Considered the strongest player on the Redskins' roster, Stephen Paea has also been showcasing his quickness early in his first training camp with the team.
Stephen Paea remembers when all his work with Joe Kim clicked, and it didn't come right away.
The former Chicago Bear, who was signed by the Redskins this offseason, had the strength as evident by his record-breaking NFL Combine showing in 2011.
What Kim, now the Redskins' assistant strength and conditioning coach, helped with was getting Paea better suited in getting through offensive lines with his hand placement.
Paea said it took a while Kim's hand drills to click for him last season, and tells the same story to some of his "frustrated" teammates along the defensive line.
"I told them that didn't hit me until game two in the season," Paea said. "I'm talking about game two in like September, October. It didn't hit me until then. Now it's only like August, so these guys have to keep doing this, because what you guys want to do is get reps, and obviously they listen."

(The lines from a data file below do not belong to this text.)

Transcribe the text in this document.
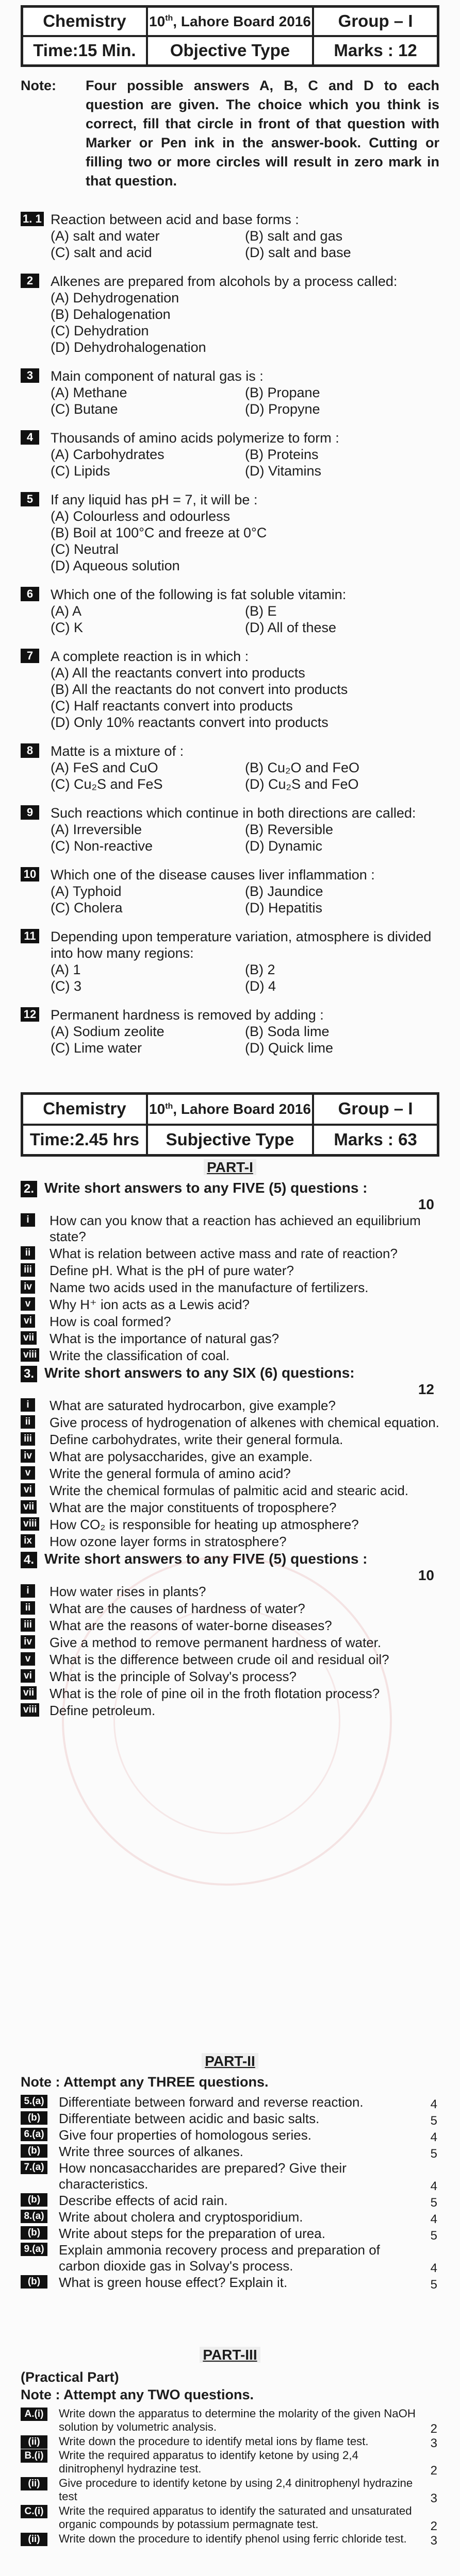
Chemistry	10th, Lahore Board 2016	Group – I
Time:15 Min.	Objective Type	Marks : 12
Note:	Four possible answers A, B, C and D to each question are given. The choice which you think is correct, fill that circle in front of that question with Marker or Pen ink in the answer-book. Cutting or filling two or more circles will result in zero mark in that question.
1. 1 Reaction between acid and base forms :
(A) salt and water	(B) salt and gas
(C) salt and acid	(D) salt and base
2	Alkenes are prepared from alcohols by a process called:
(A) Dehydrogenation
(B) Dehalogenation
(C) Dehydration
(D) Dehydrohalogenation
3	Main component of natural gas is :
(A) Methane	(B) Propane
(C) Butane	(D) Propyne
4	Thousands of amino acids polymerize to form :
(A) Carbohydrates	(B) Proteins
(C) Lipids	(D) Vitamins
5	If any liquid has pH = 7, it will be :
(A) Colourless and odourless
(B) Boil at 100°C and freeze at 0°C
(C) Neutral
(D) Aqueous solution
6	Which one of the following is fat soluble vitamin:
(A) A	(B) E
(C) K	(D) All of these
7	A complete reaction is in which :
(A) All the reactants convert into products
(B) All the reactants do not convert into products
(C) Half reactants convert into products
(D) Only 10% reactants convert into products
8	Matte is a mixture of :
(A) FeS and CuO	(B) Cu₂O and FeO
(C) Cu₂S and FeS	(D) Cu₂S and FeO
9	Such reactions which continue in both directions are called:
(A) Irreversible	(B) Reversible
(C) Non-reactive	(D) Dynamic
10 Which one of the disease causes liver inflammation :
(A) Typhoid	(B) Jaundice
(C) Cholera	(D) Hepatitis
11 Depending upon temperature variation, atmosphere is divided into how many regions:
(A) 1	(B) 2
(C) 3	(D) 4
12 Permanent hardness is removed by adding :
(A) Sodium zeolite	(B) Soda lime
(C) Lime water	(D) Quick lime
Chemistry	10th, Lahore Board 2016	Group – I
Time:2.45 hrs	Subjective Type	Marks : 63
PART-I
2. Write short answers to any FIVE (5) questions :
10
i	How can you know that a reaction has achieved an equilibrium state?
ii	What is relation between active mass and rate of reaction?
iii Define pH. What is the pH of pure water?
iv Name two acids used in the manufacture of fertilizers.
v	Why H⁺ ion acts as a Lewis acid?
vi How is coal formed?
vii What is the importance of natural gas?
viii Write the classification of coal.
3. Write short answers to any SIX (6) questions:
12
i	What are saturated hydrocarbon, give example?
ii	Give process of hydrogenation of alkenes with chemical equation.
iii Define carbohydrates, write their general formula.
iv What are polysaccharides, give an example.
v	Write the general formula of amino acid?
vi Write the chemical formulas of palmitic acid and stearic acid.
vii What are the major constituents of troposphere?
viii How CO₂ is responsible for heating up atmosphere?
ix How ozone layer forms in stratosphere?
4. Write short answers to any FIVE (5) questions :
10
i	How water rises in plants?
ii	What are the causes of hardness of water?
iii What are the reasons of water-borne diseases?
iv Give a method to remove permanent hardness of water.
v	What is the difference between crude oil and residual oil?
vi What is the principle of Solvay's process?
vii What is the role of pine oil in the froth flotation process?
viii Define petroleum.
PART-II
Note : Attempt any THREE questions.
5.(a) Differentiate between forward and reverse reaction.	4
(b)	Differentiate between acidic and basic salts.	5
6.(a) Give four properties of homologous series.	4
(b)	Write three sources of alkanes.	5
7.(a) How noncasaccharides are prepared? Give their characteristics.	4
(b)	Describe effects of acid rain.	5
8.(a) Write about cholera and cryptosporidium.	4
(b)	Write about steps for the preparation of urea.	5
9.(a) Explain ammonia recovery process and preparation of carbon dioxide gas in Solvay's process.	4
(b)	What is green house effect? Explain it.	5
PART-III
(Practical Part)
Note : Attempt any TWO questions.
A.(i)	Write down the apparatus to determine the molarity of the given NaOH solution by volumetric analysis.	2
(ii)	Write down the procedure to identify metal ions by flame test.	3
B.(i)	Write the required apparatus to identify ketone by using 2,4 dinitrophenyl hydrazine test.	2
(ii)	Give procedure to identify ketone by using 2,4 dinitrophenyl hydrazine test	3
C.(i)	Write the required apparatus to identify the saturated and unsaturated organic compounds by potassium permagnate test.	2
(ii)	Write down the procedure to identify phenol using ferric chloride test. 3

Paea said he can vouch for Kim's influence.
"He knows his stuff, but I'm starting to get back into it [during training camp] so it felt good, trying to do my thing, trying to show them that it's still working," he said.
The Oregon State product comes to the Redskins fresh off a career season in which he recorded a career-high 6.5 sacks at the defensive tackle position.
While Paea will probably still see action in the interior, he's been working mostly at defensive end with the Redskins during training camp.
He admitted one of the main reasons he signed in Washington was the opportunity for isolated matchups on the outside.
During the offseason, he made sure to get his body right for the workload.
Check out images of veteran defensive end Stephen Paea during his first few months with the Washington Redskins.
"I dropped some weight, ten pounds less than Chicago," he said. "I feel like our defense is all about getting off the ball, and strike the O-line. With my weight, if I get off the ball, it only needs two seconds to go through those double teams. If I play it strong our linebackers can come up and take the double team and make it work."
Paea said an effective pass rush is becoming increasingly critical as NFL offenses become more and more pass happy.
"You've got to get edges, you've got to get around the O-line," he said. "So that's my biggest goal, coming in here with all the 1-on-1s, I've got to beat him. If I beat him 60, 70 percent out of 100 that's a big plus for us, because all you need is that one big play, sack, fumble, that's all you need to change the game."
Don't worry, though, head coach Jay Gruden believes Paea is still "our strongest player."
"He is very good in the weight room. He and [head strength and conditioning coach] Mike Clark go back there -- were together in Chicago -- and exceptional in the weight room," Gruden said. "And it carries over on the field. He's got great work ethic and he plays very hard. So to add him in the mix as a rotational guy with [Jason] Hatcher and Terrance [Knighton] and [Chris] Baker and [Kedric] Golston and all those guys – and Ricky Jean [Francois] – should give us a lot of depth and should keep us fresh."